Non tira una bell’aria alla vigilia del summit mondiale delle Nazioni Unite sul clima che si aprirà il 31 ottobre a Glasgow. (questa mattina il presidente russo Putin ha fatto sapere che non ci sarà, incerta la presenza del cinese Xi). Il ricorso alle fonti rinnovabili continua a crescere e in molti casi la produzione del solare fotovoltaico e dell’eolico è diventata competitiva. Ma i volumi sono per ora troppo limitati e ci sono problemi di stoccaggio e distribuzione da risolvere: Pechino e New Delhi possono anche prendere grossi impegni per la decarbonizzazione, ma la loro attuazione non potrà essere immediata. E se hanno ragione quelli che temono l’arrivo di una stagflazione (un micidiale incrocio nel quale i prezzi continuano ad aumentare nonostante l’economia sia ferma), dovrà passare un bel po’ di tempo prima che l’eliminazione del carbone torni in cima alla lista delle priorità.
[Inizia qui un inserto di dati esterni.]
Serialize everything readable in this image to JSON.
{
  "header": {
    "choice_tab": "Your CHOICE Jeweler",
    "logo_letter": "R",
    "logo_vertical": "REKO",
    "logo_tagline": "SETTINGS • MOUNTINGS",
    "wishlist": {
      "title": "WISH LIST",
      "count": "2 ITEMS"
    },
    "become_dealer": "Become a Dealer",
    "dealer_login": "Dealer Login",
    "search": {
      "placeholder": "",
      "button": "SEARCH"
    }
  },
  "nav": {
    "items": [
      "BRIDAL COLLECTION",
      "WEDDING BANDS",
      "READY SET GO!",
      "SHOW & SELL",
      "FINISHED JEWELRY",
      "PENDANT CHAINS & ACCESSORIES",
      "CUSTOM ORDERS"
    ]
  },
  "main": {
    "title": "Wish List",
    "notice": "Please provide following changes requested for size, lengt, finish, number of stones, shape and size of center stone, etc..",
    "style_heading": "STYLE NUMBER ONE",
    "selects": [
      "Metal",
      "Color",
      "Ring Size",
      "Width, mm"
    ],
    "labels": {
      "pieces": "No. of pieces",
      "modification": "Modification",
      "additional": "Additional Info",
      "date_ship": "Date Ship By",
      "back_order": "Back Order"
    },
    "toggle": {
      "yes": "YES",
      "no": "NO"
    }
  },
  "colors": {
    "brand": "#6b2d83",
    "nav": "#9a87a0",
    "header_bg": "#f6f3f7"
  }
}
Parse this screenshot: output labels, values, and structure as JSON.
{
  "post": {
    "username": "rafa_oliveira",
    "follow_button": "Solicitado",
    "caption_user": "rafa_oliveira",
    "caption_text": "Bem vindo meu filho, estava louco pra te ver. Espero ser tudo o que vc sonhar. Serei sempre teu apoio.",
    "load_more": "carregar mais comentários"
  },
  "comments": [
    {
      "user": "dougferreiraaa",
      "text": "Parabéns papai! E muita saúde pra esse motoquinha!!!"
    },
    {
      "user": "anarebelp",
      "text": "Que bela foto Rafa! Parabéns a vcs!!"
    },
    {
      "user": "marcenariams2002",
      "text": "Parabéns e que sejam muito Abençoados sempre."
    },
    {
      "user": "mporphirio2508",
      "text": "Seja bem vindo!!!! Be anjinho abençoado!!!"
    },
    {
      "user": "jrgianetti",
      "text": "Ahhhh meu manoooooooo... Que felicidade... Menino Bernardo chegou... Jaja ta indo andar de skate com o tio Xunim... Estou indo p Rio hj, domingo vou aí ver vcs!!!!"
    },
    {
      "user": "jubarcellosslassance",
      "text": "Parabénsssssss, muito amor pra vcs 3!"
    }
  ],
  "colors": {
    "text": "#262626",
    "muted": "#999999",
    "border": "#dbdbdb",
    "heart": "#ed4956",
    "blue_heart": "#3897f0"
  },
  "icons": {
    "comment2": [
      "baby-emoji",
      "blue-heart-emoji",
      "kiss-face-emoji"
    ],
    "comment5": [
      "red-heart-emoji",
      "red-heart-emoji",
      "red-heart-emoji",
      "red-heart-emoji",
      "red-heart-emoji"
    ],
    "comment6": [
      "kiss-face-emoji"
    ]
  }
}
Joe Biden non sta messo molto meglio: ha alzato l’asticella delle promesse, ma adesso deve pensare a domare un’inflazione che ha già cancellato tutti i benefici ottenuti dai lavoratori con gli aumenti salariali. La cosa che, in assoluto, ogni americano detesta di più, è l’aumento del prezzo della benzina: e quella americana è alle stelle. E, con l’arrivo del gelo invernale, si prevede una crisi pure sul fronte del gas e degli altri combustibili per il riscaldamento con una domanda comunque fortissima perché nell’era del global warming aumentano i fenomeni estremi: temperature anormalmente elevate ma anche improvvise gelate in regioni che non sono preparate ad affrontarle come avvenne l’anno scorso in Texas. Soprattutto, Biden rischia di presentarsi a Glasgow azzoppato dallo scontro all’interno del suo stesso partito che al Congresso sta bloccando l’iter del piano economico e di risanamento ambientale della Casa Bianca.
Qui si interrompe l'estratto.